A estratégia de crescimento que levou a catarinense Vallora Benefícios ao bilhão

Em entrevista exclusiva ao Portal AMANHÃ, a CEO Indianara Buratto detalha a trajetória de uma década marcada por decisões difíceis e a aposta em tecnologia para escalar o negócio
Indianara Buratto transformou uma pequena operação de crédito em um hub de soluções estratégicas para o mercado B2B

No coração do polo empresarial da Pedra Branca, em Palhoça, Santa Catarina, a Vallora Benefícios consolidou uma década de operação atingindo números que desafiam a lógica tradicional do setor. Com uma carteira de 500 clientes, 330 mil vidas sob gestão e mais de R$ 1 bilhão em benefícios processados apenas no ano passado, a empresa deixou de ser um player regional para se tornar uma referência nacional na gestão de vantagens corporativas. Por trás desse desempenho, existe uma história de adaptação constante, conduzida pela sócia-fundadora e CEO Indianara Buratto, que transformou uma pequena operação de crédito em um hub de soluções estratégicas para o mercado B2B.

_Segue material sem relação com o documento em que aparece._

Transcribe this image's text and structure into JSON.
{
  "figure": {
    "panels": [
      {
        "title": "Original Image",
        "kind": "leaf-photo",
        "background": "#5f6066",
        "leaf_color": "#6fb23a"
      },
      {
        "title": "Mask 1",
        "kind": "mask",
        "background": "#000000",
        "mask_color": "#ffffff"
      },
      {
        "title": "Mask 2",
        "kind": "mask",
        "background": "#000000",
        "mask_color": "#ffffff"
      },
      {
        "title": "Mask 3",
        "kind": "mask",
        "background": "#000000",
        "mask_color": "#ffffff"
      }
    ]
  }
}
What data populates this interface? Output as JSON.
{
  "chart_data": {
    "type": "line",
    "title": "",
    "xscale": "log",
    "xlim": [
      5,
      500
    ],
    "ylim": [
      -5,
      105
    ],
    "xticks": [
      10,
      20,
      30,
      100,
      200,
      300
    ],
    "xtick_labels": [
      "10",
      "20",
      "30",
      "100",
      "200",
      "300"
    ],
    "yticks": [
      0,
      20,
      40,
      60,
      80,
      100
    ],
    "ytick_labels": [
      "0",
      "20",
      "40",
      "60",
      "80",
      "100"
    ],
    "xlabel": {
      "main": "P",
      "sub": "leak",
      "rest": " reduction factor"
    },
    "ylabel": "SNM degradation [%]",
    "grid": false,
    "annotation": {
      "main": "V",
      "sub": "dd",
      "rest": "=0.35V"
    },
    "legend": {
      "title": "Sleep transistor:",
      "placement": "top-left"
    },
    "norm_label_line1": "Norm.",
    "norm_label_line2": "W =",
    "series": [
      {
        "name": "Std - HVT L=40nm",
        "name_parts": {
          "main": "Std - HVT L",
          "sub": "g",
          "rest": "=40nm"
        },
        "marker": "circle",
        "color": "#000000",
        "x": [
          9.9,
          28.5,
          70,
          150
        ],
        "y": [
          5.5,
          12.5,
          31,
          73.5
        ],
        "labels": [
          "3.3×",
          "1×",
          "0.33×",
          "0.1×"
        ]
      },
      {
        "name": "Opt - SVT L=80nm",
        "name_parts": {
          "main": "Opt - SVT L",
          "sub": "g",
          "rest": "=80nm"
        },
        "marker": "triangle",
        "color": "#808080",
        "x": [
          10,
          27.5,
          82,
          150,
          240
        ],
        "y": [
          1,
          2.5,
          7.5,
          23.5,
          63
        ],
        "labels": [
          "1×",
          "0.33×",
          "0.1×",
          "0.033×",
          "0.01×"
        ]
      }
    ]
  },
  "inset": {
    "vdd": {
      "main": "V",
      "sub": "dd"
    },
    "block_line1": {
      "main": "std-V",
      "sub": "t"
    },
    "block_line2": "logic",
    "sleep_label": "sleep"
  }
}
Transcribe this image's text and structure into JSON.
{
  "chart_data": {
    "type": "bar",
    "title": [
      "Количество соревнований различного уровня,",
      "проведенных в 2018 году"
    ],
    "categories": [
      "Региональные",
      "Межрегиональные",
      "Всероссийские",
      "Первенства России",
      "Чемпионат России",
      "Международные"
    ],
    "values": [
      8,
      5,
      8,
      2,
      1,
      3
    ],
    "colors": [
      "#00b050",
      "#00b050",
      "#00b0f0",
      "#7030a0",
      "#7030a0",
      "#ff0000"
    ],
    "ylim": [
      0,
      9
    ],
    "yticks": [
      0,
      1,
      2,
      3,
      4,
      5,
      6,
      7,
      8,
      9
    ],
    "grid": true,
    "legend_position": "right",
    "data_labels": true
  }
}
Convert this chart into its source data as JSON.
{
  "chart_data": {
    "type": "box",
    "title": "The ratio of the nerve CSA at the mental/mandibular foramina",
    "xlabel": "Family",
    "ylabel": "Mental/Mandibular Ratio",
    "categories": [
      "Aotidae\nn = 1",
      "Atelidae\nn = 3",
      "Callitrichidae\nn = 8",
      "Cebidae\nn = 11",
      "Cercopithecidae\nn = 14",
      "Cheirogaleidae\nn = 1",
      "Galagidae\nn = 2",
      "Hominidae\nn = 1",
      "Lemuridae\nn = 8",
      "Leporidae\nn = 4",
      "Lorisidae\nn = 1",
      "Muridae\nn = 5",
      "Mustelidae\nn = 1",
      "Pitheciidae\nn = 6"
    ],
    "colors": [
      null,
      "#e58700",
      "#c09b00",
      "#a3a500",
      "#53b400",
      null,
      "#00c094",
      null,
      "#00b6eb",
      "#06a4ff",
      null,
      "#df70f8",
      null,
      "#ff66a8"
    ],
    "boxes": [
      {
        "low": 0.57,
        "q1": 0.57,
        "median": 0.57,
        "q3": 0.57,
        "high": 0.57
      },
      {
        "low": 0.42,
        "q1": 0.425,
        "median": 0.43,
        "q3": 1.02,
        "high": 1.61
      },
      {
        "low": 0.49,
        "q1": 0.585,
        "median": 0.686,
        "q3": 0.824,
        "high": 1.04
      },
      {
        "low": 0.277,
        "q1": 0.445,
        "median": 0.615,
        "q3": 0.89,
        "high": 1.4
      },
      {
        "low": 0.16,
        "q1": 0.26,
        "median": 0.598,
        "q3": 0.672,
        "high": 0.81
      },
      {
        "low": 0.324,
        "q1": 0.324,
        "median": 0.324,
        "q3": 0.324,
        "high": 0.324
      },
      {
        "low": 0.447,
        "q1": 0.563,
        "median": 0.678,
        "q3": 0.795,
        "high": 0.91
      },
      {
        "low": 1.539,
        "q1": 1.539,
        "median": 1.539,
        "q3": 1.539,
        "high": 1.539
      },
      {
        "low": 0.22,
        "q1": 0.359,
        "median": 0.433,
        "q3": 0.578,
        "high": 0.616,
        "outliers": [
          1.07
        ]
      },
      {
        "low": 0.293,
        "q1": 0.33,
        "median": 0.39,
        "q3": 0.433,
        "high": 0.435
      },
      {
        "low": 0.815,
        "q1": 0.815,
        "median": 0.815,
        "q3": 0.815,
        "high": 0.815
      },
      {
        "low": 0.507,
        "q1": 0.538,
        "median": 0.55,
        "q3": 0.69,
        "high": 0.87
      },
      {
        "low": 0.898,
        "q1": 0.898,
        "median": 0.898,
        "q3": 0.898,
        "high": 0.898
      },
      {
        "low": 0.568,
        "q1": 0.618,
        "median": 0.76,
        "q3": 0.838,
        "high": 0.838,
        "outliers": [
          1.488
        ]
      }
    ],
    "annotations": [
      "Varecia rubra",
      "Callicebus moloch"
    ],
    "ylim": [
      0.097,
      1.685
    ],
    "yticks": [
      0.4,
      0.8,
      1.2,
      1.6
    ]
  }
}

Originalmente batizada como Creditar e focada em crédito consignado, a organização percebeu que o mercado demandava algo mais amplo. Em 2021, o reposicionamento para Vallora Benefícios marcou o início de uma nova fase. A transição de um modelo de crédito para uma plataforma de benefícios foi motivada por perguntas recorrentes dos próprios clientes que buscavam soluções além do consignado. A CEO destaca que o sucesso depende de uma visão antecipada. "Precisamos estar atentos aos sinais de que o modelo atual pode ser ameaçado por novos entrantes ou mudanças regulatórias. A nossa estratégia de investir em tecnologia agora é justamente para evitar que o assédio bancário às grandes contas comprometa o futuro da empresa", revela a executiva.

Essa mudança não foi isenta de riscos, exigindo decisões difíceis para garantir a sobrevivência e o crescimento. O momento mais crítico ocorreu em 2023, quando a liderança optou por encerrar a operação de crédito consignado para focar exclusivamente no ambiente corporativo. A medida envolveu o desligamento de trinta colaboradores, um passo doloroso, mas fundamental para blindar a empresa diante das mudanças regulatórias impostas pelo governo federal. Indianara recorda que essa antecipação aos problemas de mercado permitiu que a organização não apenas resistisse, mas prosperasse em um cenário de incertezas. "Quando percebemos que o crédito consignado estava sendo impactado por decretos governamentais, entendemos que precisávamos mudar o foco. Foi o momento de maior dor, mas também o que nos deu a resiliência necessária para crescer. Se tivéssemos mantido a estrutura antiga, teríamos falido", afirma a CEO.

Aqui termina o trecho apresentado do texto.